EU Commission seeks to boost trade across the Cyprus divide

NICOSIA (Reuters) – The European Commission is trying to broaden trade between the divided sides of Cyprus to foster closer business links, Commission officials said yesterday. A review now in progress would include the possibility of permitting trade in goods such as citrus fruit and fish products, now excluded from cross-island trade, they said. «We hope that by the end of this year we can extend the scope of the Green Line regulation to foster closer business links,» said EU Cyprus representative Adrian van der Meer. «In the past two months, we have gained some experience and the review is aimed at broadening the scope of the products traded across the Green Line,» he told Reuters. EU-sanctioned trade between Cyprus’s ethnically divided Greeks and Turks is governed by the so-called «Green Line Regulation» started in August. But the first attempt at trade fell foul of EU rules because it was a truckload of fish. No animal products are currently allowed to cross the line, etched out in a Turkish invasion in 1974 triggered by a Greek-Cypriot coup engineered by the military then ruling Greece. Cyprus joined the European Union last May but effective membership is restricted only to the Greek-Cypriot south. The Turkish-Cypriot north is a breakaway state recognized only by Ankara and hobbled economically by its inability to freely trade with the outside world. In the week before EU membership, Greek Cypriots rejected a UN plan to reunite Cyprus, angering the international community.
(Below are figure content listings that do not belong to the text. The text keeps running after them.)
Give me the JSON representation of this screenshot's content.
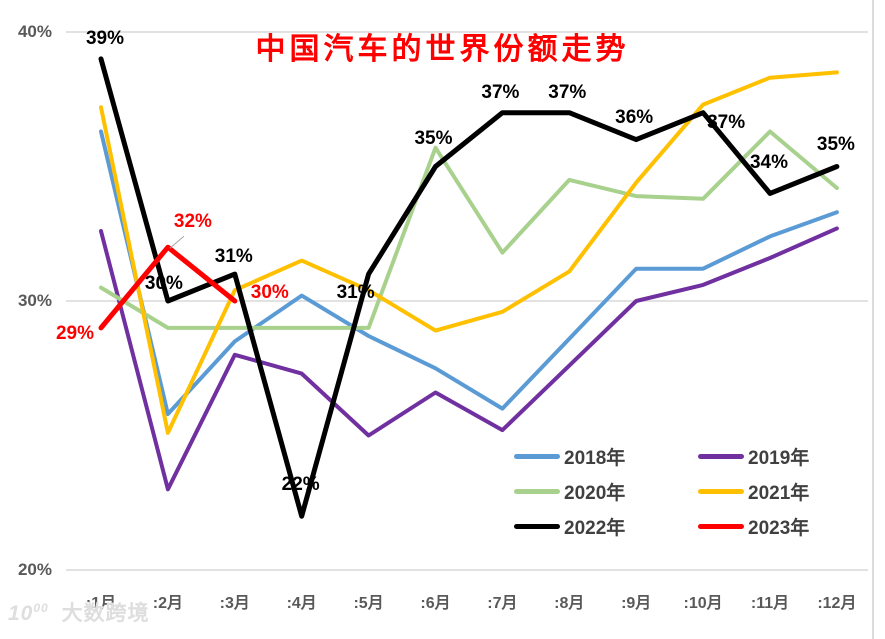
{
  "title": {
    "text": "中国汽车的世界份额走势",
    "color": "#ff0000"
  },
  "watermark": {
    "logo_main": "10",
    "logo_sup": "00",
    "text": "大数跨境"
  },
  "chart_data": {
    "type": "line",
    "title": "中国汽车的世界份额走势",
    "categories": [
      ":1月",
      ":2月",
      ":3月",
      ":4月",
      ":5月",
      ":6月",
      ":7月",
      ":8月",
      ":9月",
      ":10月",
      ":11月",
      ":12月"
    ],
    "xlabel": "",
    "ylabel": "",
    "y_axis": {
      "ticks": [
        "40%",
        "30%",
        "20%"
      ],
      "tick_values": [
        40,
        30,
        20
      ],
      "min": 20,
      "max": 40,
      "unit": "%"
    },
    "grid": true,
    "legend_position": "inside-bottom-right",
    "gridline_color": "#d9d9d9",
    "axis_text_color": "#595959",
    "series": [
      {
        "name": "2018年",
        "color": "#5B9BD5",
        "width": 4,
        "values": [
          36.3,
          25.8,
          28.5,
          30.2,
          28.7,
          27.5,
          26.0,
          28.6,
          31.2,
          31.2,
          32.4,
          33.3
        ],
        "point_labels": [],
        "label_color": "#000000"
      },
      {
        "name": "2019年",
        "color": "#7030A0",
        "width": 4,
        "values": [
          32.6,
          23.0,
          28.0,
          27.3,
          25.0,
          26.6,
          25.2,
          27.6,
          30.0,
          30.6,
          31.6,
          32.7
        ],
        "point_labels": [],
        "label_color": "#000000"
      },
      {
        "name": "2020年",
        "color": "#A9D18E",
        "width": 4,
        "values": [
          30.5,
          29.0,
          29.0,
          29.0,
          29.0,
          35.7,
          31.8,
          34.5,
          33.9,
          33.8,
          36.3,
          34.2
        ],
        "point_labels": [],
        "label_color": "#000000"
      },
      {
        "name": "2021年",
        "color": "#FFC000",
        "width": 4,
        "values": [
          37.2,
          25.1,
          30.4,
          31.5,
          30.4,
          28.9,
          29.6,
          31.1,
          34.4,
          37.3,
          38.3,
          38.5
        ],
        "point_labels": [],
        "label_color": "#000000"
      },
      {
        "name": "2022年",
        "color": "#000000",
        "width": 5,
        "values": [
          39,
          30,
          31,
          22,
          31,
          35,
          37,
          37,
          36,
          37,
          34,
          35
        ],
        "point_labels": [
          "39%",
          "30%",
          "31%",
          "22%",
          "31%",
          "35%",
          "37%",
          "37%",
          "36%",
          "37%",
          "34%",
          "35%"
        ],
        "label_color": "#000000"
      },
      {
        "name": "2023年",
        "color": "#FF0000",
        "width": 5,
        "values": [
          29,
          32,
          30,
          null,
          null,
          null,
          null,
          null,
          null,
          null,
          null,
          null
        ],
        "point_labels": [
          "29%",
          "32%",
          "30%"
        ],
        "label_color": "#FF0000"
      }
    ]
  }
}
The plan was approved by a Turkish-Cypriot referendum. The restrictive nature of the present trade regulations has drawn complaints from Turkish-Cypriot businesses, which say they are not enough to lift the economic isolation of northern Cyprus. In the past two months, trade has been valued at 120,000 euros ($152,400). A broader scope for trade would still have to comply with EU requirements, Commission official Leopold Maurer told a trade conference. «It is not 100 percent sure that we would include fish and honey, we only provide the possibilities to include them, but it has to be discussed because it has to fulfill all the veterinary requirements in the field of animal products. «We are very strict with our rules in those fields. We will foresee a special regime for animal products that are now excluded,» he said.